Collecting base rate data for manager success is complex, because of issues like survivorship bias
Fortunately the S&P SPIVA reports take snapshots through time to try to limit the survivorship bias impact by assuming that any funds that shut in a period were underperforming (as it is overwhelmingly underperforming funds that are shut or merged).
Fees are generally higher for retail investors than for wholesale and institutional ones, reflecting that individual investors have less buying power. Therefore using the SPIVA classifications, fees have a larger impact on mutual fund performance because they include retail investors.
The two other main reasons why more than 50% of active funds tend to underperform are other costs (eg. administration fees) and trading costs of buying and selling individual equities. The impact on outcomes from fees and other factors seem to be similar historically.
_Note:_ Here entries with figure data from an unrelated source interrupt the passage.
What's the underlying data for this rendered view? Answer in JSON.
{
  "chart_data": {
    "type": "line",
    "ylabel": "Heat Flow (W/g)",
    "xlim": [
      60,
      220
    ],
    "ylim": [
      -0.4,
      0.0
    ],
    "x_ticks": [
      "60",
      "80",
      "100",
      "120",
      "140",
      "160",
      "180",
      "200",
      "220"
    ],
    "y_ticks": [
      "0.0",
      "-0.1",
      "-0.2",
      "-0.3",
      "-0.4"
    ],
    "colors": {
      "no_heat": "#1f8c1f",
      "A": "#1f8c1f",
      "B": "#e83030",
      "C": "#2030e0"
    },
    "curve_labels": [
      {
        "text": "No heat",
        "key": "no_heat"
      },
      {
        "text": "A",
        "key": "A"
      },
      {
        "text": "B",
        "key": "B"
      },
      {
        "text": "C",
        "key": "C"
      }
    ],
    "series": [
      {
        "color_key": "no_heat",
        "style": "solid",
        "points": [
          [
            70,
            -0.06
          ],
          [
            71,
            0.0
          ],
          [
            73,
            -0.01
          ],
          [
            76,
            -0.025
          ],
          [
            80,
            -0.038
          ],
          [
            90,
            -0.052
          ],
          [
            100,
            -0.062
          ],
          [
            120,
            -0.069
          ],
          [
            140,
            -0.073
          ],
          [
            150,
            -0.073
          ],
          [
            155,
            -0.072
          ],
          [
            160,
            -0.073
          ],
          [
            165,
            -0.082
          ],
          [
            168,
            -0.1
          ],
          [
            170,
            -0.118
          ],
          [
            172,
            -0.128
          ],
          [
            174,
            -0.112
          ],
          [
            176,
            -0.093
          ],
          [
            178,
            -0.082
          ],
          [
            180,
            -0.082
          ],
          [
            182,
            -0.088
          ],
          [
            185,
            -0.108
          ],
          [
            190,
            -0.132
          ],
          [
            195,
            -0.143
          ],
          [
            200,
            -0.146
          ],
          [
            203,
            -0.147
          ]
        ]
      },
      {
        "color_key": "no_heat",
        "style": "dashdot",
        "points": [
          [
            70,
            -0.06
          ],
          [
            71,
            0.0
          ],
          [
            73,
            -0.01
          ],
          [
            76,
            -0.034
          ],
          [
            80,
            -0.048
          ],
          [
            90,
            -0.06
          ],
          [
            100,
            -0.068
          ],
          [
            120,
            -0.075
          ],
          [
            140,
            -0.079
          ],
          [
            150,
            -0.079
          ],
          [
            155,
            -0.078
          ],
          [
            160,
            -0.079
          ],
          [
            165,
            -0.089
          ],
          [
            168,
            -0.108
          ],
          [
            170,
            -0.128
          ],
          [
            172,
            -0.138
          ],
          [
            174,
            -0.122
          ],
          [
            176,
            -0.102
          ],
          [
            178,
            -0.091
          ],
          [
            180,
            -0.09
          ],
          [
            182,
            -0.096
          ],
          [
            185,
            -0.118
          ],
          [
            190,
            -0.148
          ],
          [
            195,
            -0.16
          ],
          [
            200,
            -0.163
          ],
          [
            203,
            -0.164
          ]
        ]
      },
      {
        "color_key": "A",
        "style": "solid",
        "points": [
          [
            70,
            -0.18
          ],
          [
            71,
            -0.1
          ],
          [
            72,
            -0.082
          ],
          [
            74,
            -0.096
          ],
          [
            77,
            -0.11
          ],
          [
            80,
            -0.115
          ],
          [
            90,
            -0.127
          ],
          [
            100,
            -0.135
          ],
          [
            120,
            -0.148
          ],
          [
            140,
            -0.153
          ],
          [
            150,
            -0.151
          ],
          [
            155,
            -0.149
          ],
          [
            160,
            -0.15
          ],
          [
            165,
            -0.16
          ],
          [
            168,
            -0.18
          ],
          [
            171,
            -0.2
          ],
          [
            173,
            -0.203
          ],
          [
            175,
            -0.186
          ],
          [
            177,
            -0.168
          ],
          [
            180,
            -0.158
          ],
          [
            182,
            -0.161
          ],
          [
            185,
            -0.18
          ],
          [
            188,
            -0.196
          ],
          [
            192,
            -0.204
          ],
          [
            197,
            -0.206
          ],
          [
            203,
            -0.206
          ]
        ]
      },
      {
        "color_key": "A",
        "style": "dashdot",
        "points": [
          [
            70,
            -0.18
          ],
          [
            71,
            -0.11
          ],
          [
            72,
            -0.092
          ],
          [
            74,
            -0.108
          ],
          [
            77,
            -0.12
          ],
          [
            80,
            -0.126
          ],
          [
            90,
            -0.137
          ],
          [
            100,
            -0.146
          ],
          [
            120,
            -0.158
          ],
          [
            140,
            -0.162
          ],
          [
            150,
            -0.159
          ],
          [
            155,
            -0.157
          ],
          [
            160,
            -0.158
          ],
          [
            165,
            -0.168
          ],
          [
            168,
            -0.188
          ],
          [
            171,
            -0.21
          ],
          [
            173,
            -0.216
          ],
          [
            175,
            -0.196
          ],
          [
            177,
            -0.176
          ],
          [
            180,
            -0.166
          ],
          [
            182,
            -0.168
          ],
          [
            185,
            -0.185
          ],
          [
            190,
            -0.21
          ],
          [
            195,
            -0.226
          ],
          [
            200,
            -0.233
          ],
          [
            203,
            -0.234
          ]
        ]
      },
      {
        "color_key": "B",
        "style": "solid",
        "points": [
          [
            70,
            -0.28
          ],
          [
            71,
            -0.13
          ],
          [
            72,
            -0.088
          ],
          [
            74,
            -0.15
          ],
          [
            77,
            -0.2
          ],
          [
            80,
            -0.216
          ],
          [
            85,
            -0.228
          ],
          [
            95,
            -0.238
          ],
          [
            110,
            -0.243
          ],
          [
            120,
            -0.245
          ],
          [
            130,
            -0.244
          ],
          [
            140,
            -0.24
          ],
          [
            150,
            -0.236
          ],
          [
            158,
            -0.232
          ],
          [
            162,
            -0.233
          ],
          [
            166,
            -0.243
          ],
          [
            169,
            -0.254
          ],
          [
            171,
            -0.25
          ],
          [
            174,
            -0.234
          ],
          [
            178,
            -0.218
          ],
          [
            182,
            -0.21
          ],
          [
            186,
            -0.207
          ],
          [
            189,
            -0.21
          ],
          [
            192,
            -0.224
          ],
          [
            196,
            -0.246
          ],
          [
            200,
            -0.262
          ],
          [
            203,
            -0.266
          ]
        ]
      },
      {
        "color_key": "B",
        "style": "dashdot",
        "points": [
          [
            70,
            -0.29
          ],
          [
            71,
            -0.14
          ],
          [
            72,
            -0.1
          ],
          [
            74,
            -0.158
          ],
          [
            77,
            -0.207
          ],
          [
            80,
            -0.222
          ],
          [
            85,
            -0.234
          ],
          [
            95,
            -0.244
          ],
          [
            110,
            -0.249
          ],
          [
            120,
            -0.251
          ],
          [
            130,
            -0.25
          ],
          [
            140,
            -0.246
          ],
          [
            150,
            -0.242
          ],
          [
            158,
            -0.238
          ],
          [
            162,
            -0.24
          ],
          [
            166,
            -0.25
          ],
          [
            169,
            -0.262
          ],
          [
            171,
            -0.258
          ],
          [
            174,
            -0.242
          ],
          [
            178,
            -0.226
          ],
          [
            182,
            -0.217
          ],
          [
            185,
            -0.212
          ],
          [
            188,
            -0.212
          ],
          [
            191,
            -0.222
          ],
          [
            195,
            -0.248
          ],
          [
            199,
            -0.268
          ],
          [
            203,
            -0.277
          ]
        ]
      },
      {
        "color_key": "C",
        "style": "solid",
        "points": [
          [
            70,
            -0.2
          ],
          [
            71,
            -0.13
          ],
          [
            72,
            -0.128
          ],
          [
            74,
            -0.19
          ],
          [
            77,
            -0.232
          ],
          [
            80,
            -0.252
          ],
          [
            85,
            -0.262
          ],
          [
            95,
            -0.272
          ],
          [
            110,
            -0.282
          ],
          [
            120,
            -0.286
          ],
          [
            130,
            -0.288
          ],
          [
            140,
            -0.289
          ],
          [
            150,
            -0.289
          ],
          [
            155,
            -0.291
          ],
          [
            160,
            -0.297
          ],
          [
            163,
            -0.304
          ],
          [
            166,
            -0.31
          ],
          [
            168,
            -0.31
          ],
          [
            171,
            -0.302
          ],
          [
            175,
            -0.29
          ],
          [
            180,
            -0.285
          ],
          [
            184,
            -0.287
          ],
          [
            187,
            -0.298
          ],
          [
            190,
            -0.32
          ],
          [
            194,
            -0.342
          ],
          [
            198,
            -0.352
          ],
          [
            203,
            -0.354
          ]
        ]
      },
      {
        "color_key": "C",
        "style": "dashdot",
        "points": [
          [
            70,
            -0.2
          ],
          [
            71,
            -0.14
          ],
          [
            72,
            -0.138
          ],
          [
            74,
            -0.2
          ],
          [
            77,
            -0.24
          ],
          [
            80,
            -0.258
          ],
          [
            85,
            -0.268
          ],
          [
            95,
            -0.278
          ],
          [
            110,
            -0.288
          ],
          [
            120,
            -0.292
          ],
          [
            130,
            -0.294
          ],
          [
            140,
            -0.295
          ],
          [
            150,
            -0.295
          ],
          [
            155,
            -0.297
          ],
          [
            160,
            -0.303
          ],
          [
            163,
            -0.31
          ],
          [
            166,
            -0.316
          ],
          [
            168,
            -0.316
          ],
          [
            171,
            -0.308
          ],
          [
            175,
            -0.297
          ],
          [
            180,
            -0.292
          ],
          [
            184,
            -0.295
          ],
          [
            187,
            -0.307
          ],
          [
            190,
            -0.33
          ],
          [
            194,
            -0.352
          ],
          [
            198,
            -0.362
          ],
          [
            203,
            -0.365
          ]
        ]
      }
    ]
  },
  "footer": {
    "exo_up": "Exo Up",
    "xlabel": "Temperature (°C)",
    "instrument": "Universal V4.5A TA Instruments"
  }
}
As a team, we focus on net performance when assessing managers so that it’s reflective of the returns that might be achievable for our end investors.
Net historical returns as base rates
Over longer periods, a similar pattern holds for net returns for equities across different time periods. However, fee compression is a recognised trend in asset management and so it would be misleading to use historic net performance as the base rate; instead we’d adjust it upwards to allow for lower expected fees going forwards, lowering the hurdle for finding the right active manager.
Base rate puzzles
Given the frequent, but often inaccurate, comment that the majority of active managers will underperform in a given universe in any asset class, then there are apparent puzzles in the SPIVA data. For example, why small cap equity managers seem to fare better than their large cap peers and also why certain fixed income statistics are more promising for active managers than for most equity markets.
In two future blogs I’ll tackle those conundrums, but the fact they exist is an important reminder to only apply base rates appropriately. Otherwise they can turn from an essential tool into a dangerous trap.